Chaque année à La Réunion, 1500 tonnes de pesticides sont consommés, dont 90% par l’agriculture. 24 captages (12%) en 2010 étaient non-conformes (taux de pesticides supérieur à 0.1 µg/l). Dans 50% des cas, il s’agissait d’atrazine ou de ses dérivés. En 2006, le captage de Dos D’âne a été fermé. Rappelons les récents problèmes du captage de La Salette à Saint-Pierre, et les coûts exorbitants du traitement.
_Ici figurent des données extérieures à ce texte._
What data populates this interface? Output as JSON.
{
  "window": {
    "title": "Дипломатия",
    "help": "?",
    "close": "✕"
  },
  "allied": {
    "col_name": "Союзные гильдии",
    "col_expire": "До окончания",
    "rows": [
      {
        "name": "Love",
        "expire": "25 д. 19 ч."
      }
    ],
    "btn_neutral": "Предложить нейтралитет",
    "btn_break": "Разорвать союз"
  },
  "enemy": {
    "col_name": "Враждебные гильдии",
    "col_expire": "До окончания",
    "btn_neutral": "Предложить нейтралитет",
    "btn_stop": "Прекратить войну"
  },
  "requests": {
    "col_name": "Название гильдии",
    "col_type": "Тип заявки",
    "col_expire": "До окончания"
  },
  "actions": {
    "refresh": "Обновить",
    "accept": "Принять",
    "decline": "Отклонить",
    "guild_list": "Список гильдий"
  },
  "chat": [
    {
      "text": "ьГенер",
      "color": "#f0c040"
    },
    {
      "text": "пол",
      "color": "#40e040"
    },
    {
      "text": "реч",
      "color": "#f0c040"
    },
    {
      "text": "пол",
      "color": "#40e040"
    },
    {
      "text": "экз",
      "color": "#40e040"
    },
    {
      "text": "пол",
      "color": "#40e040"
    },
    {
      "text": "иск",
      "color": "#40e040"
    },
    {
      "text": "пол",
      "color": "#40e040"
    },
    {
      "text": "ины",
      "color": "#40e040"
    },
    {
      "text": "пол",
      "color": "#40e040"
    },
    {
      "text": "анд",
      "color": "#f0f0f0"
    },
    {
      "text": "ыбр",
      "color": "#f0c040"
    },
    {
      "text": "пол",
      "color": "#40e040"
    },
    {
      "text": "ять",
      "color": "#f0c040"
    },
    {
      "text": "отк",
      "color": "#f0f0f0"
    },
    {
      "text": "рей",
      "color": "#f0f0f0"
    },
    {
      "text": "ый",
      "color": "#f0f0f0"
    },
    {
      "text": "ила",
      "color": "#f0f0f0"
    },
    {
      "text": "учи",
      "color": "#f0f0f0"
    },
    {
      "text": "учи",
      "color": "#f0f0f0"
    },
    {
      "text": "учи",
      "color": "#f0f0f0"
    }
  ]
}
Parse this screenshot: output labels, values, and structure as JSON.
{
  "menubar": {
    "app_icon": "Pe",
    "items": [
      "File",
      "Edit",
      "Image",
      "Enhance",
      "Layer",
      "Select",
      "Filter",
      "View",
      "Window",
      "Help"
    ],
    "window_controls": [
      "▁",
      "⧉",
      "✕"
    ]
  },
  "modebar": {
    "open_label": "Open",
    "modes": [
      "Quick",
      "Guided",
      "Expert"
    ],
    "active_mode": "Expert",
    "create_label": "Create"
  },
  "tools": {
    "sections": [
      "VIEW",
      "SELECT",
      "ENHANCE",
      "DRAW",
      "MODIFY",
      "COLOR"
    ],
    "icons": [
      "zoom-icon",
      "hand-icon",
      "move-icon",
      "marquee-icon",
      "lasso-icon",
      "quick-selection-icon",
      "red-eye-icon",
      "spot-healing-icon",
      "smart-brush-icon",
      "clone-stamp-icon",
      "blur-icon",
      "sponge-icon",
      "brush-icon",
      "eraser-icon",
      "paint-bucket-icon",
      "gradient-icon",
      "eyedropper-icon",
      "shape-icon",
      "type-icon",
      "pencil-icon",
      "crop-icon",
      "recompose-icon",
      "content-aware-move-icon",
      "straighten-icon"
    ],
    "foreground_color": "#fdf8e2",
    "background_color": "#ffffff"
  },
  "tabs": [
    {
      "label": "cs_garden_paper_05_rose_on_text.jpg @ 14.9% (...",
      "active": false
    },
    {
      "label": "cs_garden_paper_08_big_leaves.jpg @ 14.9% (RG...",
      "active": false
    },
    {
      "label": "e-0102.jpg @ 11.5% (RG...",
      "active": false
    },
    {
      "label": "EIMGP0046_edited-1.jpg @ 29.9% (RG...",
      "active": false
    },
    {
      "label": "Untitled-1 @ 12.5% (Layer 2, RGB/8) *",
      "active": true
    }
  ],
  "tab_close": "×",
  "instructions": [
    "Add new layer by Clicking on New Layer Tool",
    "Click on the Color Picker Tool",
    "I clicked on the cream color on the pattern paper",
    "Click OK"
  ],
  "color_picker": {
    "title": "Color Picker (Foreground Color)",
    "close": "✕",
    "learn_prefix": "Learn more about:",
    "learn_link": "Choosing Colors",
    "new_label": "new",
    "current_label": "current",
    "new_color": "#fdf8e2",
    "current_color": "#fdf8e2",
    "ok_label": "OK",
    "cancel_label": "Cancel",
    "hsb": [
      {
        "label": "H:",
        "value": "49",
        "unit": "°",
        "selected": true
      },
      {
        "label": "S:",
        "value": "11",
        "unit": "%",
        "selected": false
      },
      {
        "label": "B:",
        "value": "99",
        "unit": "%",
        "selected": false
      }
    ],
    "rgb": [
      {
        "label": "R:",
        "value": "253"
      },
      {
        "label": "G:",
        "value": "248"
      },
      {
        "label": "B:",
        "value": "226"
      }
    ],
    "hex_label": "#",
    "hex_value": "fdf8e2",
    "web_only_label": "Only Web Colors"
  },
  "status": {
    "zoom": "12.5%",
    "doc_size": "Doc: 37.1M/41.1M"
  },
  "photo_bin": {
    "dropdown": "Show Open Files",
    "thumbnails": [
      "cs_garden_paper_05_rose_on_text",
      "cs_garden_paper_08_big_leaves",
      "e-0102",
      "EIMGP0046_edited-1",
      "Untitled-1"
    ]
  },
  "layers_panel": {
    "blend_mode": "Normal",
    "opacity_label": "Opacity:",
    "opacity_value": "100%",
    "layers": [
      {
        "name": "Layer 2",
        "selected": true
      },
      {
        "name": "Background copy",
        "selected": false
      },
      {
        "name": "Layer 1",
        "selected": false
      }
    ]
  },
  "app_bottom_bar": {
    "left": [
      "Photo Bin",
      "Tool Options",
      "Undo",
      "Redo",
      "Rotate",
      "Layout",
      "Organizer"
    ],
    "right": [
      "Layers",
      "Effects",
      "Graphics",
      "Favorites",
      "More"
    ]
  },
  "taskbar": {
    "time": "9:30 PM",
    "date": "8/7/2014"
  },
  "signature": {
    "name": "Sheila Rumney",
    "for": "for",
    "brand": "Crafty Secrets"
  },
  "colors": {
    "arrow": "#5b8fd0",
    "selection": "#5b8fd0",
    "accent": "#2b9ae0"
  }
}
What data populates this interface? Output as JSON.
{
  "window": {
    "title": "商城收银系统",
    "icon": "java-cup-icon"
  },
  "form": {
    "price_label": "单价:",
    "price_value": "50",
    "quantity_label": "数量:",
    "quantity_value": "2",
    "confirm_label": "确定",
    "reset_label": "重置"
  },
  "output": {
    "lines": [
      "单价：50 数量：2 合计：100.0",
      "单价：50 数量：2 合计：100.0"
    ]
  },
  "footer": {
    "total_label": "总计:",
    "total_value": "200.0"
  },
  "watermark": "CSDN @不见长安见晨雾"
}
L’atrazine étant interdite, elle a été remplacée par d’autres herbicides (comme le tristement célèbre glyphosate, ou Roundup, de Monsanto). Grâce aux travaux de Tyrone Hayes et de son équipe (1), l’atrazine et ses dérivés sont reconnus comme perturbateurs endocriniens des batraciens anoures, en féminisant les grenouilles mâles à des taux infinitésimaux (0.1 partie par milliard). Elle peut entraîner une dépression immunitaire létale chez une espèce de salamandre (2).
Aux taux recommandés par les agences européennes, elle ne serait pas cancérigène. Mais les études n’ont pas été poursuivies. Enfin une étude parue en 2009 (3) a corrélé les troubles de l’attention et de l’humeur des petits enfants avec la teneur en pesticides des eaux de consommation humaine. Il s’agissait d’organophosphorés. Pour mémoire, le 2,4,5-trichlorophénol, encore utilisé de nos jours, constitue l’un des deux composés de l’agent orange utilisé comme défoliant lors de la guerre du Vietnam.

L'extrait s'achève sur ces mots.